With Bernie Sanders’ Medicare for All bill introduced in the Senate, let’s get ready for a big debate about what it really is.

Most of it will take place on the Democratic presidential campaign trail, where all the major contenders say they are for it, but they all seem to mean something a little different.

And Republicans will be having their own debate, trying to figure out which monster under your bed is a scarier one – Medicare for All or a Green New Deal.

Before things heat up too much, it might be worth talking about what Sanders’ version of “Medicare for All” is by starting with what it is not.

For one thing, it’s not Medicare, at least not as we know it. Medicare is a half-century-old single-payer insurance program that covers hospitalization and doctor visits for people who are 65 and older, as well as younger people with disabilities.

Unlike Sanders’ bill, Medicare does not cover long-term care, and it does not cover prescription drugs, unless Medicare recipients buy a separate, optional policy. Medicare doesn’t cover dental care or glasses, but Sanders’ bill would.

People on Medicare usually buy private insurance to supplement their coverage unless they are low income enough to qualify for Medicaid, the federal and state health care partnership.

Sanders’ bill would wipe that out, giving everyone access to health care without private insurance, deductibles, co-pays or any other out-of-pocket costs.

The bill does not nail down a funding source, but Sanders says that shouldn’t be a problem. If you add up what’s spent through government programs, employer-provided private insurance, tax expenditures and out-of-pocket expenses, the United States already spends more on health care than any other country in the developed world – twice as much as Canada – and has worse results. Sanders figures we could actually spend less on a better system.

Which gets to what this version of “Medicare for All” really is. It’s a restructuring of the economy. By reallocating who pays for health care, Sanders would be narrowing the gap between rich and poor in a way we have not seen since the old New Deal in the 1930s.

Here’s how it might work: About half of Americans get their health insurance through work. Right now, a CEO making $300,000 a year and a janitor at the same company making $30,000 pay the same insurance premium.

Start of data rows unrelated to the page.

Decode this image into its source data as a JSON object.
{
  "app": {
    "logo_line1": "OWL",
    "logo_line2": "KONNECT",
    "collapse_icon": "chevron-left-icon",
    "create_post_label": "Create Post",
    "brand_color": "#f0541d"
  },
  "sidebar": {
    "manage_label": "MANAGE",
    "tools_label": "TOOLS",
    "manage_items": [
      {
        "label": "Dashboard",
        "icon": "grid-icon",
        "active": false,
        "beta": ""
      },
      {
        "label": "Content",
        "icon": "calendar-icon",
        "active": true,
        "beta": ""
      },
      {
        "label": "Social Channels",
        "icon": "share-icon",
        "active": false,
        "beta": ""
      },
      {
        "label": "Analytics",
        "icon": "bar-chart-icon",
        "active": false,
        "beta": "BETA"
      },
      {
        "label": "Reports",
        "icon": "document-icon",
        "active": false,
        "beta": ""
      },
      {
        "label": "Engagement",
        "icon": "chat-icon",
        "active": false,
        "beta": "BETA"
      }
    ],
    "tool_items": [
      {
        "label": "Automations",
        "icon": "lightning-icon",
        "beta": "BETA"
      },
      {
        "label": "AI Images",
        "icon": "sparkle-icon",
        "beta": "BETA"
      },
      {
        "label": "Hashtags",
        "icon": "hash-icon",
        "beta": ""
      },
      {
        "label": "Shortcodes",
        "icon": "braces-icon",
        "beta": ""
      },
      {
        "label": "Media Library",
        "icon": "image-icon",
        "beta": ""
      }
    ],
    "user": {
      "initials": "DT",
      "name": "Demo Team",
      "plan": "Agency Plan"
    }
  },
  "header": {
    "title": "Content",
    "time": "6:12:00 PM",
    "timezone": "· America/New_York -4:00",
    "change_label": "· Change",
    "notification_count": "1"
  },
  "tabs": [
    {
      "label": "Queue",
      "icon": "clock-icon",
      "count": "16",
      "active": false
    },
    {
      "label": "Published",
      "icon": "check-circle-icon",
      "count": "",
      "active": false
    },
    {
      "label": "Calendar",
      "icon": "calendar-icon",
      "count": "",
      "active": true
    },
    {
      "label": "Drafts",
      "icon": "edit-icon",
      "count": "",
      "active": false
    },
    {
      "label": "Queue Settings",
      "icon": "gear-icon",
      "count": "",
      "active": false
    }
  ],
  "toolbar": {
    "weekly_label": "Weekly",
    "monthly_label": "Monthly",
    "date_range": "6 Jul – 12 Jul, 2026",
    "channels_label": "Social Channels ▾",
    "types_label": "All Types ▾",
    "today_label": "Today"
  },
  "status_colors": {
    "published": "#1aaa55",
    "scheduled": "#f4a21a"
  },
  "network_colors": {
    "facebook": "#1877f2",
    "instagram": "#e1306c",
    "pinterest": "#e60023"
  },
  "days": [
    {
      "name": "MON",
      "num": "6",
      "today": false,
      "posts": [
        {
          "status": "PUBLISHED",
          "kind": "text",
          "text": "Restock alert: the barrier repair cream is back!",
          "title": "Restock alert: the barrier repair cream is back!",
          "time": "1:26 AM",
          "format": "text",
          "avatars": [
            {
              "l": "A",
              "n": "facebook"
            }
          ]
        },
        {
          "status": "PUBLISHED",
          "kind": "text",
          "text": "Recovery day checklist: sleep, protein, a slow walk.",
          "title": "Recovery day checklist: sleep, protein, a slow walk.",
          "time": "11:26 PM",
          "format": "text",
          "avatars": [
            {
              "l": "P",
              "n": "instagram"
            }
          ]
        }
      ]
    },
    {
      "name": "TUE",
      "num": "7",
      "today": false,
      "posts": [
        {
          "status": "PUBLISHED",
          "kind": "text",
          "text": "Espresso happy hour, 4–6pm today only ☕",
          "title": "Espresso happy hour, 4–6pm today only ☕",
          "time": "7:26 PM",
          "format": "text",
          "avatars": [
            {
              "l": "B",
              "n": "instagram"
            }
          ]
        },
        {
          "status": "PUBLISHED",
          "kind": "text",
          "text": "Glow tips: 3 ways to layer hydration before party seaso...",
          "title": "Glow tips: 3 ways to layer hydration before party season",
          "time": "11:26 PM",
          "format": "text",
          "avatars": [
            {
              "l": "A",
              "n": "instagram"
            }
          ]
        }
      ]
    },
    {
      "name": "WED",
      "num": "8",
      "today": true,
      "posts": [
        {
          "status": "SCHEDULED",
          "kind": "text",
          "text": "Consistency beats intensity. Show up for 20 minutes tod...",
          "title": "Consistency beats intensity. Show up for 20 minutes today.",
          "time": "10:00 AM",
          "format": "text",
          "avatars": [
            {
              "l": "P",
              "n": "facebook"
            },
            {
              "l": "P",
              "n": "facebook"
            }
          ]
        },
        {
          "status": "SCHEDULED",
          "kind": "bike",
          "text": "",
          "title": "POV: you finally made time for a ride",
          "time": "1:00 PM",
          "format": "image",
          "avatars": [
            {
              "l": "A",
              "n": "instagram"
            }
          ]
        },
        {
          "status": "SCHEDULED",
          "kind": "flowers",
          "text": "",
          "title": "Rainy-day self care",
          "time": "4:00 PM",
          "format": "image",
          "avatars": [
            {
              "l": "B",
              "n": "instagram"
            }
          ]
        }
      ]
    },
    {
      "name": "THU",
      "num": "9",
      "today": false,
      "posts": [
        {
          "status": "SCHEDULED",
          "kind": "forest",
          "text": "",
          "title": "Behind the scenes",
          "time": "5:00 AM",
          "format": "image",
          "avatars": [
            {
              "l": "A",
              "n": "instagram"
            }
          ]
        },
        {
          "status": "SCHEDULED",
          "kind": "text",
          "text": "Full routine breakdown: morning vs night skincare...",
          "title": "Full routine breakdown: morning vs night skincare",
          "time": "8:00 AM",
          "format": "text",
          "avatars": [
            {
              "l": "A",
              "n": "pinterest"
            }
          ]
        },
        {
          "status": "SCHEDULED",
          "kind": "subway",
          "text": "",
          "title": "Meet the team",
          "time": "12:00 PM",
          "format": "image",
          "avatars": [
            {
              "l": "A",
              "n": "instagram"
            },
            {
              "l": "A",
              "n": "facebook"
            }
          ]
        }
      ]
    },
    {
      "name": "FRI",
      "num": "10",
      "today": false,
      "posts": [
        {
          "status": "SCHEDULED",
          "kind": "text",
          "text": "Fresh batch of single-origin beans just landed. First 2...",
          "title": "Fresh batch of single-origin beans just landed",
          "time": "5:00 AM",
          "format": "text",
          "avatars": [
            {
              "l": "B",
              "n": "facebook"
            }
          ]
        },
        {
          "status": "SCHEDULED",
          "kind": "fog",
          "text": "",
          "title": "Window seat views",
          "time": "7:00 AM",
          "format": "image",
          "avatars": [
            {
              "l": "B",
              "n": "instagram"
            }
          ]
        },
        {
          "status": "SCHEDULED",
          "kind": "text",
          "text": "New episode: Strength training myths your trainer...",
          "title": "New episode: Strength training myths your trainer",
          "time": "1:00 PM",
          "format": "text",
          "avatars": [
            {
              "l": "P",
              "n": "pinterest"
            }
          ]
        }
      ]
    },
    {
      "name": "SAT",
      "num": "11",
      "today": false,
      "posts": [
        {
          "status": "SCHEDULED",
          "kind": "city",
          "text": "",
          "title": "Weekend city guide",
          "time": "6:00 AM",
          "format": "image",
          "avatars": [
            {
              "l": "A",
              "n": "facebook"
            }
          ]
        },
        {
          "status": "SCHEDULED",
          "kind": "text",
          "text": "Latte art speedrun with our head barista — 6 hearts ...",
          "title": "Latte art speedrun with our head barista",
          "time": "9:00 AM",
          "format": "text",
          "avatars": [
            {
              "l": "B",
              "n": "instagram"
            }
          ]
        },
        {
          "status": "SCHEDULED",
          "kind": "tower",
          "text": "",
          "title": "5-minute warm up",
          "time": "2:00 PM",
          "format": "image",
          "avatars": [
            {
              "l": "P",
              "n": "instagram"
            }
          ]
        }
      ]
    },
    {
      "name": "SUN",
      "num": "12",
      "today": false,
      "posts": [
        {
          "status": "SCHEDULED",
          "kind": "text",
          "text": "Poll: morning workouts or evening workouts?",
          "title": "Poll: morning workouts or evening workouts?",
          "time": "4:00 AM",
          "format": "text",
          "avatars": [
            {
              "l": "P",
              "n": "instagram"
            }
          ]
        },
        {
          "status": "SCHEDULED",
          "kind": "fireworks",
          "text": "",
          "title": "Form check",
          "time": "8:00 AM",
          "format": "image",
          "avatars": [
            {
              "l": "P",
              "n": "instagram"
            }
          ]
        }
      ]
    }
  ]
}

If the employer tries to lower its costs by moving to a less generous plan – one with higher deductibles, or fewer covered benefits – the CEO and the janitor would have the same out-of-pocket responsibilities, even though one’s pocket is deeper than the other’s.

If both employees were covered by the new Medicare, and if it were funded by a progressive income tax, the CEO would be paying much more than the janitor. It would be easy to structure the tax so that most people would be paying less for their health care.

Since there are fewer rich people than not-rich ones, this should be a winning policy in a democracy.

Which leads to the other thing the Medicare for All is: A theory of democratic social change.

Sanders is not going to pass his bill by winning a debate in the Senate – there will not be a debate in the Senate unless Mitch McConnell wants one, and he doesn’t. He’s not going to lobby his buddies in the cloakroom or the gym. Sanders doesn’t seem to like other senators, and they don’t seem to like him.

And Sanders is not going to pass his bill by getting the hospitals, insurance companies and other interested parties to sit around the table and hammer out a bipartisan deal that everyone can live with. Sanders is not interested in a House bill that aims to fix some of the flaws in Obamacare. He’s not motivated to shave a few people off the list of the uninsured.

The only way Medicare for All has a chance (at least as envisioned by Sanders) is for its supporters to win elections, not just the presidency but many elections all across the country.

The last time any legislation approaching this magnitude became law was 1965, the year when Lyndon Johnson signed the Voting Rights Act, Medicaid and the original Medicare. The previous November he had been returned to office with 63 percent of the popular vote, along with 68 Democratic senators and a 145-representative Democratic advantage in the House.

If Medicare for All is the biggest social program ever conceived in our history, passing it would take that kind of landslide, moved by the biggest social movement we’ve ever seen.

To work in coalition with people who they don’t like very much and focus on economic justice, millions of people would have to put aside some issues that matter very much to them.

Over the next year, we’ll find out if that momentum exists. It’s what we’ll we be talking about when we talk about Medicare for All.